HSBC hosted a Make My Money Green event as part of Green GB Week, and yet in its flagship energy policy it keeps the door open to financing the dirtiest fossil fuel in parts of Asia.
Last month fellow bank Standard Chartered announced a global ban on financing coal, undermining HSBC’s claims to be a sustainable leader that is concerned about climate change.
The report dismantles HSBC’s claims that more coal power is needed to address the developmental needs of these countries, drawing on independent evidence from a variety of sources and the views of local people. Nguy Thi Khanh, from Vietnam, is founder of the Green Innovation and Development Centre. She said:
“Remarkably HSBC’s commitment excluded my own country, along with Indonesia and Bangladesh. My daughter, along with the rest of Vietnam, it seems, doesn’t have the right to breathe clean air like the rest of the world.
“’Too poor, too foreign, let them breathe sulphur dioxide and smog’, the policy might as well read. ‘They’re only Vietnamese.’
“Such lazily racist double standards are made all the more galling by the bank’s attempt to hide its greed behind a thin veneer of condescending concern for the provision of ‘cheap’ power in Vietnam.
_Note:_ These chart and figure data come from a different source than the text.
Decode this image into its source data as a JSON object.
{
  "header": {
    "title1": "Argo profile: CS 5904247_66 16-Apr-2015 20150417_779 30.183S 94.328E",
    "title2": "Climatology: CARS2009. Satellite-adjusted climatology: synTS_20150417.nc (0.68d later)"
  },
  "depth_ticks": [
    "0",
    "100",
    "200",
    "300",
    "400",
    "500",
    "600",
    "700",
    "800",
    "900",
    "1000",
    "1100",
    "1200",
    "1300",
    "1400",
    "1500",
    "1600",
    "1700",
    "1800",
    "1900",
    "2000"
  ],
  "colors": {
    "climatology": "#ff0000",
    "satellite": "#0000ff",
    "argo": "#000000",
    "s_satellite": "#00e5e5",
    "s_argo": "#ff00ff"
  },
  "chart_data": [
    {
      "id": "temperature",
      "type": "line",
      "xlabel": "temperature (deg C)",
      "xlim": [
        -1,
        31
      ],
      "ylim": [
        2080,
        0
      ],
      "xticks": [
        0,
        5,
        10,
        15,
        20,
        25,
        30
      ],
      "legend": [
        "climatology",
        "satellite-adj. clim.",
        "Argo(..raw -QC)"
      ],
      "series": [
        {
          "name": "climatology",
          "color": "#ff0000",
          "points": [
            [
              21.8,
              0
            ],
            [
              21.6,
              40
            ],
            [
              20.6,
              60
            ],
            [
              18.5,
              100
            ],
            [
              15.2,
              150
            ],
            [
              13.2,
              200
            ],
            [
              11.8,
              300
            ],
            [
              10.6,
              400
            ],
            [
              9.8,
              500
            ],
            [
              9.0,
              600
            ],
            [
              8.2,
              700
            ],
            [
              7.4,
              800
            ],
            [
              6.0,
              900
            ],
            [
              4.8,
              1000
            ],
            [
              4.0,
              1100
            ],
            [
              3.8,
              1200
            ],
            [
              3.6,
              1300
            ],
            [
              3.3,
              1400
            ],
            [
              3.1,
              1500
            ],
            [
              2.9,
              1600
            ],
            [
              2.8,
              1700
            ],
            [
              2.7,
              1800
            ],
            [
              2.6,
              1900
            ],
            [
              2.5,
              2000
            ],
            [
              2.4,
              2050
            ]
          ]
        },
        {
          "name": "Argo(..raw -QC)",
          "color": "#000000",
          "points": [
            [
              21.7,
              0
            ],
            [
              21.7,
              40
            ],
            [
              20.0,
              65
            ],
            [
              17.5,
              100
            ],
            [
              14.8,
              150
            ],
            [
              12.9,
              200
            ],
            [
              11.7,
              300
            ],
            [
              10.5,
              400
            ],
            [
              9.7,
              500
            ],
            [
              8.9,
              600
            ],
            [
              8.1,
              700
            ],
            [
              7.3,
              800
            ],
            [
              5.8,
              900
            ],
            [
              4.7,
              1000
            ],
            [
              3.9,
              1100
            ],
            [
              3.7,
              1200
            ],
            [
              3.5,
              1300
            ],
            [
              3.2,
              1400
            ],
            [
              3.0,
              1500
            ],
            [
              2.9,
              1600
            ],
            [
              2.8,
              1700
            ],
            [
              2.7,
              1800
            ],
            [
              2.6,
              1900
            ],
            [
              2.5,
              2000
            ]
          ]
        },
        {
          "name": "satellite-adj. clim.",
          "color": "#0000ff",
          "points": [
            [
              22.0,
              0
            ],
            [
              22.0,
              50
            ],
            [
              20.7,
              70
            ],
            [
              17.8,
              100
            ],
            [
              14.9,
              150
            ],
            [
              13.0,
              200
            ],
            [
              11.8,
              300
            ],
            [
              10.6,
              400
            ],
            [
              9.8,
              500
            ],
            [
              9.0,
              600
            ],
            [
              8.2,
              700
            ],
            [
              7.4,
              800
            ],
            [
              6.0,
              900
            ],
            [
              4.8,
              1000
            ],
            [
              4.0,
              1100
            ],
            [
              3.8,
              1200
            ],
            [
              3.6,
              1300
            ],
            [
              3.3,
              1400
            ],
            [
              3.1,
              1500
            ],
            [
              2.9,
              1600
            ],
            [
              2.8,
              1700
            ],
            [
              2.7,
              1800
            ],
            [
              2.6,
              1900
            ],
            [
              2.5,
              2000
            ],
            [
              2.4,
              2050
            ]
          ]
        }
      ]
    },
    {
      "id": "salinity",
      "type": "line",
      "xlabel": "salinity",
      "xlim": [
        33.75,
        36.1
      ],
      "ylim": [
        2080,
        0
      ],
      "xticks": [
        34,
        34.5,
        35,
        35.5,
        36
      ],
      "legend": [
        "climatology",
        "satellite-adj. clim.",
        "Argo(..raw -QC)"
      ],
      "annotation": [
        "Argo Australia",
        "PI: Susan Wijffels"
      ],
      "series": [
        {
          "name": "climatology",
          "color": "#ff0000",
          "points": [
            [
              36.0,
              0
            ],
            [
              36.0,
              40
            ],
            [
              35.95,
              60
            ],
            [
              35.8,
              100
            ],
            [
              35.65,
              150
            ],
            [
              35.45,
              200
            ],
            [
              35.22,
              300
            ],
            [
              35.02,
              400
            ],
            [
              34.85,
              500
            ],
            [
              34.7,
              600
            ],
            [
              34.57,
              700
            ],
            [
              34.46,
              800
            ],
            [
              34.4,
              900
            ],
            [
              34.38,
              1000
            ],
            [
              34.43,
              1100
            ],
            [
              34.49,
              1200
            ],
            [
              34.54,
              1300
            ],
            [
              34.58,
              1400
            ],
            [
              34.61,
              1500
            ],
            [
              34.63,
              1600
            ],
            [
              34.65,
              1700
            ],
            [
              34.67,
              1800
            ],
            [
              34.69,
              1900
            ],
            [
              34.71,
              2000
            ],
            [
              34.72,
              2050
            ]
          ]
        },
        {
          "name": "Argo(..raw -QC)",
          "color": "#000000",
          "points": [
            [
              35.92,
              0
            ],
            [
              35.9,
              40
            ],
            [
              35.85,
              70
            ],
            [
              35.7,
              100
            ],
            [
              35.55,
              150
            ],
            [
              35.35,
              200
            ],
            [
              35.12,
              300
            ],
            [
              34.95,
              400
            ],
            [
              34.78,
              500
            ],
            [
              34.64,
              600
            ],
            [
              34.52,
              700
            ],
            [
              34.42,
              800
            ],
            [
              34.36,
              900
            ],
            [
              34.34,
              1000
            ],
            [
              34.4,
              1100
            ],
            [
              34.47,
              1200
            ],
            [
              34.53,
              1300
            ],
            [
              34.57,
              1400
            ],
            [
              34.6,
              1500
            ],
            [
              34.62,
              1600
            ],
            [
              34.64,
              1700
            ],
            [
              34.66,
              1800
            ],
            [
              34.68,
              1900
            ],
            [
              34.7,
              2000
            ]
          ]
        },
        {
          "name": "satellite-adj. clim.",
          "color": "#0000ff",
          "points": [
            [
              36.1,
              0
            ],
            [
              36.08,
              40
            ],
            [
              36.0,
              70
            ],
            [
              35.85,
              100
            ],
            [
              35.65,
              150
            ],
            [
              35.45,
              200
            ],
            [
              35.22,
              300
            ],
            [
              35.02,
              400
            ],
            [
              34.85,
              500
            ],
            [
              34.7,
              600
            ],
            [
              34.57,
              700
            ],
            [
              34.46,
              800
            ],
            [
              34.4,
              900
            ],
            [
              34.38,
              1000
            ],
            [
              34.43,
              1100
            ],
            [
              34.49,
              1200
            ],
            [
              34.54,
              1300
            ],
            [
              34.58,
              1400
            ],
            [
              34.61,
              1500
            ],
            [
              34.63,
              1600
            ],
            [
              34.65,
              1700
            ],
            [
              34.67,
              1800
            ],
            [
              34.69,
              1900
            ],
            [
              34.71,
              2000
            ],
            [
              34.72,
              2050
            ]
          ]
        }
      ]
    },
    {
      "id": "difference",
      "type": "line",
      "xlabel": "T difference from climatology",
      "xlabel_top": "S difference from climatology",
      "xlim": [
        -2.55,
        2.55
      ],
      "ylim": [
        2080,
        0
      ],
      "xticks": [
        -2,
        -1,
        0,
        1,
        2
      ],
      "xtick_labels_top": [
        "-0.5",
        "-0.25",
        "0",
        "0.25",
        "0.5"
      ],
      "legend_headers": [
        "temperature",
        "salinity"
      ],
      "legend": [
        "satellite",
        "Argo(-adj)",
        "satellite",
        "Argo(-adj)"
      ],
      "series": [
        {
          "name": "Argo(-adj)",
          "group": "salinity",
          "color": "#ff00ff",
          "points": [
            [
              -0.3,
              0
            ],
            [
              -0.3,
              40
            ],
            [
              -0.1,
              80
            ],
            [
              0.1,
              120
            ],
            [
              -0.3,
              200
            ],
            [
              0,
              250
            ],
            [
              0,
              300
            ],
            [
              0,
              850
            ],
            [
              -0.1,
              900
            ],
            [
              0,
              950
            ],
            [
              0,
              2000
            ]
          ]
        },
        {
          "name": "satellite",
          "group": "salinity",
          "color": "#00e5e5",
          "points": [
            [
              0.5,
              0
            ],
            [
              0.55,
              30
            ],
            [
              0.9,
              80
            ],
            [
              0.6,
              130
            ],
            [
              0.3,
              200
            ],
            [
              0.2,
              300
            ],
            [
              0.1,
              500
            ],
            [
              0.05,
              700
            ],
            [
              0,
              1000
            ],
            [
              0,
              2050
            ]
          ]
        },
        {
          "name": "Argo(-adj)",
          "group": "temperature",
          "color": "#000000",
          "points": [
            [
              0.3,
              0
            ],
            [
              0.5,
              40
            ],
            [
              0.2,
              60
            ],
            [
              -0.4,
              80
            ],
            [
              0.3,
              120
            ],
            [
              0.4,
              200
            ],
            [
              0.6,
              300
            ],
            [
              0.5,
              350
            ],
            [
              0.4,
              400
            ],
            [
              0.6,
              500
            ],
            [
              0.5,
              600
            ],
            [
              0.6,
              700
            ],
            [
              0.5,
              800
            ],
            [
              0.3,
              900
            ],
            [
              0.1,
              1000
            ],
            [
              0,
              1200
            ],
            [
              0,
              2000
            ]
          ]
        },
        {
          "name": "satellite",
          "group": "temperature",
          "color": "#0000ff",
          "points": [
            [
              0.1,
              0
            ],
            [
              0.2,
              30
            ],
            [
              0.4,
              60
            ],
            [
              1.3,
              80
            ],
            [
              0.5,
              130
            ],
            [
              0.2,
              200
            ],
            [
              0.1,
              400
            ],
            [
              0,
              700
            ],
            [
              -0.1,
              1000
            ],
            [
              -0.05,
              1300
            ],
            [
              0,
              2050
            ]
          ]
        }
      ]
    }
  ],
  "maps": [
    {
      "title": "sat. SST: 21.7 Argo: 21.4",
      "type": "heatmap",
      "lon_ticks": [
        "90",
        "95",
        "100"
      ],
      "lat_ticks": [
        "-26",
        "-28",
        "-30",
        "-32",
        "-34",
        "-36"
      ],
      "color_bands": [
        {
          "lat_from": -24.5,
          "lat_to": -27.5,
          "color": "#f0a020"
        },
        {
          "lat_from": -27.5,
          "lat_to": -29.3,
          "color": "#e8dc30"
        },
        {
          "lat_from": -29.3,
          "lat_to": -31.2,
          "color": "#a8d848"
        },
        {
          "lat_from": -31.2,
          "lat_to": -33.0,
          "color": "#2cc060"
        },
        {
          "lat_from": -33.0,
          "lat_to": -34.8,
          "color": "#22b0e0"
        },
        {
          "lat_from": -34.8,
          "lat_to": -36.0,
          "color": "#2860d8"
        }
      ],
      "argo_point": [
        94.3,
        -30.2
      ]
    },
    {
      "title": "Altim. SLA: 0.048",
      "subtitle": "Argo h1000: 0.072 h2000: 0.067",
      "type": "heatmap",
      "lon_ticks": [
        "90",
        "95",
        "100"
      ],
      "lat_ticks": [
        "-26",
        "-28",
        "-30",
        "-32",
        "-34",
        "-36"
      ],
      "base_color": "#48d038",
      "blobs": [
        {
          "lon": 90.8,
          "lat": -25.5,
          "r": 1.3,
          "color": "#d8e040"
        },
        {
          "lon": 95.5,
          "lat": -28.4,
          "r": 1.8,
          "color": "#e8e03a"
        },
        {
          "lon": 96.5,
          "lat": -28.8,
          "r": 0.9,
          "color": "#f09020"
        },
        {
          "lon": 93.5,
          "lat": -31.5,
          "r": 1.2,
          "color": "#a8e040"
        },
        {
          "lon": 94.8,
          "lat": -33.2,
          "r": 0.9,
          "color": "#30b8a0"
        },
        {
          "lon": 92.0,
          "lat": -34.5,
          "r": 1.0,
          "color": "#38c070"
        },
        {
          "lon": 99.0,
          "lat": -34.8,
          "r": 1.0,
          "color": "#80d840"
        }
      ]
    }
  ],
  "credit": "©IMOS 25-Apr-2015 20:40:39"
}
“The argument that Vietnam needs more coal is nonsense. According to the recently launched Blueprint for Vietnam’s Clean Energy Future, if all the health and environmental costs of coal power are factored in, renewables are already cheaper than coal in Vietnam.”
The report points out that in light of the recent report by the Intergovernmental Panel on Climate Change, warning of the consequences of global warming exceeding 1.5C, financing brand new coal plants in countries like Vietnam is not only reckless and irresponsible but will not address poverty either.
Helen Collinson, Campaign Lead at Christian Aid, said:
“For people without access to energy in these countries living far from the grid, renewables offer a much cheaper, less damaging and future-proof form of electricity.
“The cost of renewables has fallen faster than not just the predictions of the International Energy Agency but even those of Greenpeace as well. The clean energy systems of the future are what these countries need, not yet more polluting fossil fuel infrastructure of the past.
“If not investing in coal is good enough for the rest of the world, why isn’t it good enough for Vietnam, Bangladesh and Indonesia? A number of charities and policy institutes have provided evidence to HSBC demonstrating that coal is not needed to tackle energy poverty and yet they refuse to close this loophole.”
“If HSBC really cared about ‘making their money green’ they could start by ruling out new coal financing in every country, like Standard Chartered have done.”
World Bank President Jim Kim said in 2016:
“If Vietnam goes forward with 40GW of coal, if the entire region implements the coal-based plans right now, I think we are finished…That would spell disaster for us and our planet.”
It is exactly this kind of disaster that HSBC is facilitating by keeping the door open to funding new coal projects in this region.